Por: MariLuz Rojas Zurita

Todos los seres humanos somos muy afortunados por lo mucho que obtenemos durante nuestra existencia. Desde un inicio, tomamos la vida que nos han dado nuestros padres y luego, sus cuidados que son un plus.

Una vez escuché a una monja budista que decía: “Nosotros recibimos más que lo que damos” y me parece muy cierto. La vida constantemente nos está brindando presentes: aire para respirar, sol para tener calor y energía, naturaleza para disfrutar, amigos para compartir, trabajos para cooperar…
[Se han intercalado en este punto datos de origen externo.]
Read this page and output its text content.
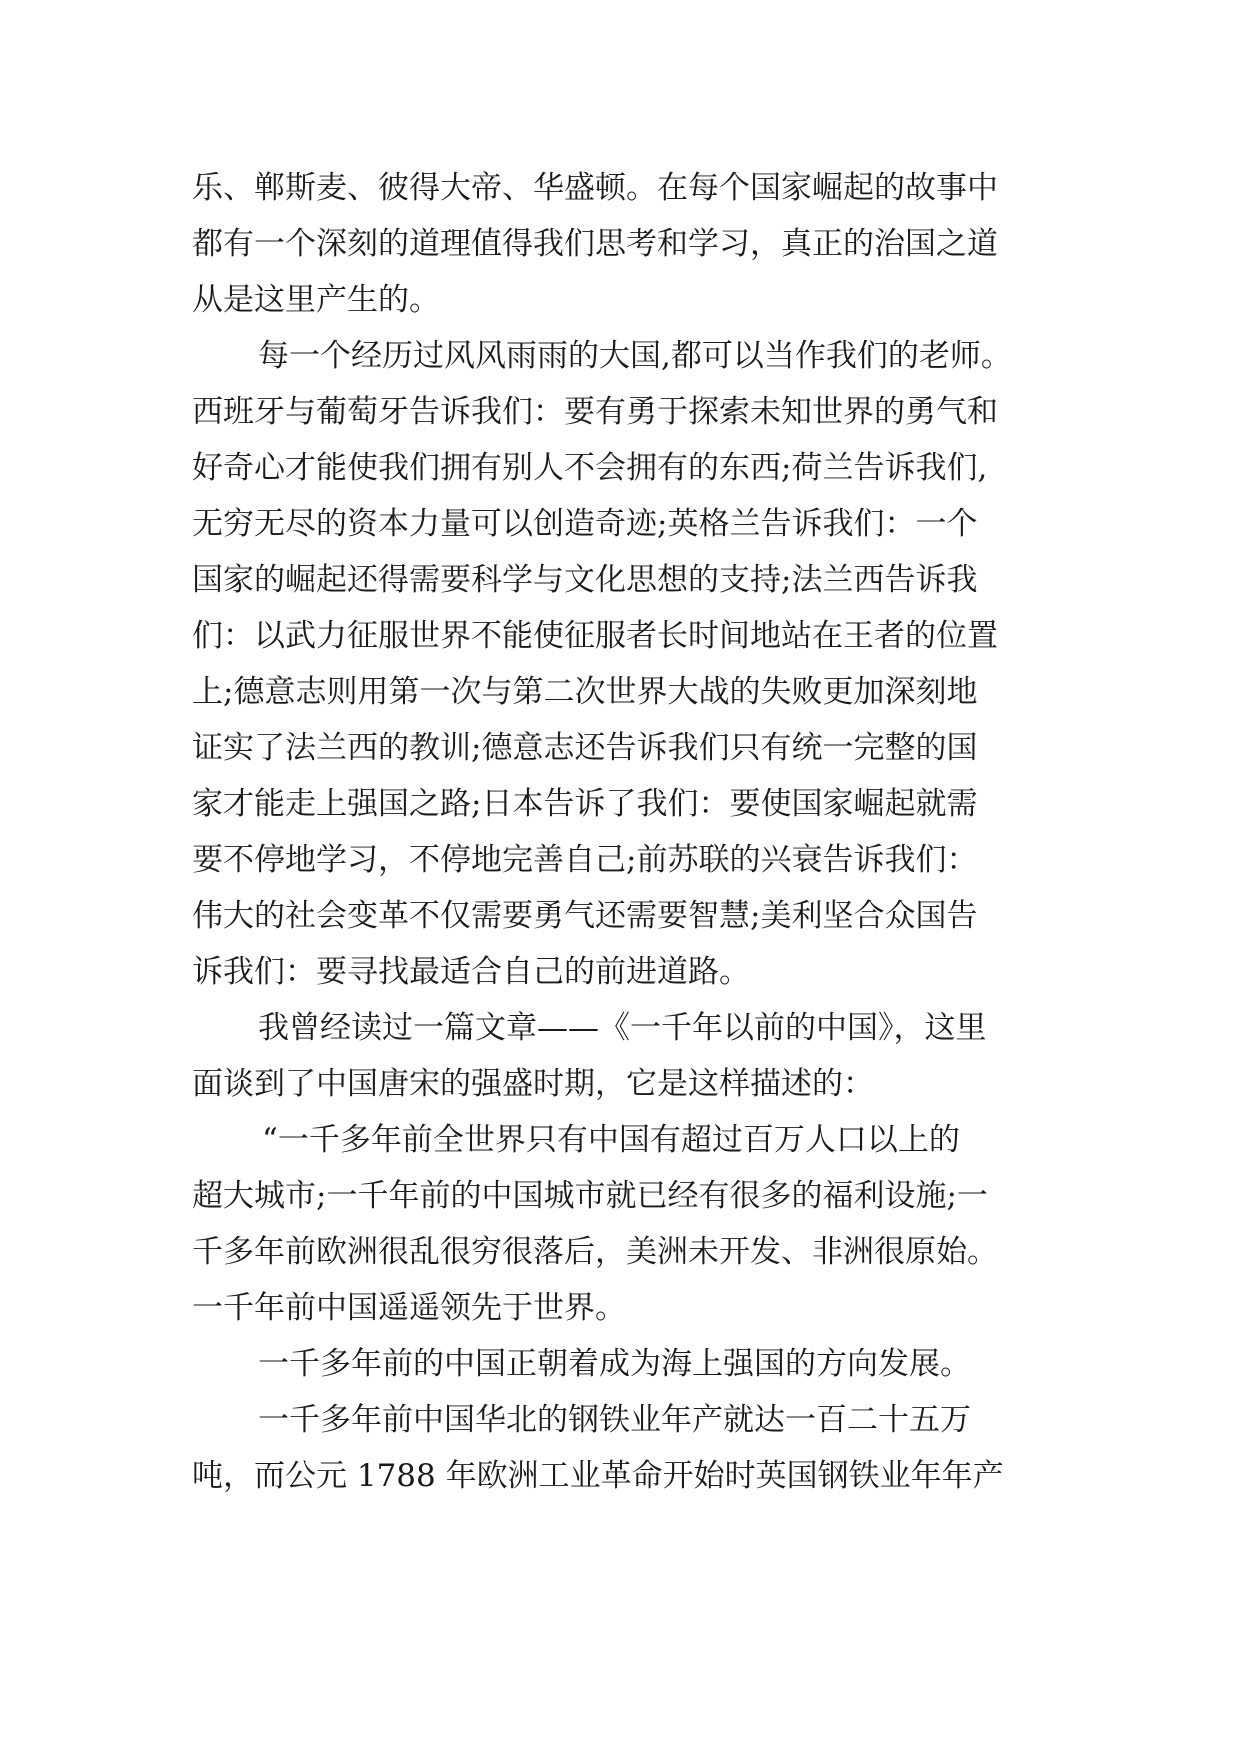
乐、郸斯麦、彼得大帝、华盛顿。在每个国家崛起的故事中
都有一个深刻的道理值得我们思考和学习，真正的治国之道
从是这里产生的。
每一个经历过风风雨雨的大国,都可以当作我们的老师。
西班牙与葡萄牙告诉我们：要有勇于探索未知世界的勇气和
好奇心才能使我们拥有别人不会拥有的东西;荷兰告诉我们,
无穷无尽的资本力量可以创造奇迹;英格兰告诉我们：一个
国家的崛起还得需要科学与文化思想的支持;法兰西告诉我
们：以武力征服世界不能使征服者长时间地站在王者的位置
上;德意志则用第一次与第二次世界大战的失败更加深刻地
证实了法兰西的教训;德意志还告诉我们只有统一完整的国
家才能走上强国之路;日本告诉了我们：要使国家崛起就需
要不停地学习，不停地完善自己;前苏联的兴衰告诉我们：
伟大的社会变革不仅需要勇气还需要智慧;美利坚合众国告
诉我们：要寻找最适合自己的前进道路。
我曾经读过一篇文章——《一千年以前的中国》，这里
面谈到了中国唐宋的强盛时期，它是这样描述的：
“一千多年前全世界只有中国有超过百万人口以上的
超大城市;一千年前的中国城市就已经有很多的福利设施;一
千多年前欧洲很乱很穷很落后，美洲未开发、非洲很原始。
一千年前中国遥遥领先于世界。
一千多年前的中国正朝着成为海上强国的方向发展。
一千多年前中国华北的钢铁业年产就达一百二十五万
吨，而公元 1788 年欧洲工业革命开始时英国钢铁业年年产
Si pudiéramos reflexionar y reconocer con detalle todo lo que tenemos, valoraríamos más lo afortunados y abundantes que somos. Ese es un motivo para estar agradecidos constantemente por cada momento que vivimos.

agradeciendo

A veces nos aferramos tanto a lo que recibimos que no queremos soltar perdiendo la oportunidad de tomar lo siguiente que está esperando para entrar en nuestra vida, como lo que ocurre con el trabajo. Estamos tan cómodos con la labor que realizamos que el día que tenemos que dejarla, ya sea porque nos despidieron, finalizó el contrato o cualquier otra circunstancia, nos enfrentamos a una serie de emociones como el enfado, la injustica, la rabia, el dolor, el duelo… Si contempláramos este desapego como una oportunidad de vivir la nueva experiencia que nos espera en la puerta, estaríamos agradecidos y felices. Además, daríamos las gracias por lo vivido y por el tiempo que hubiera durado.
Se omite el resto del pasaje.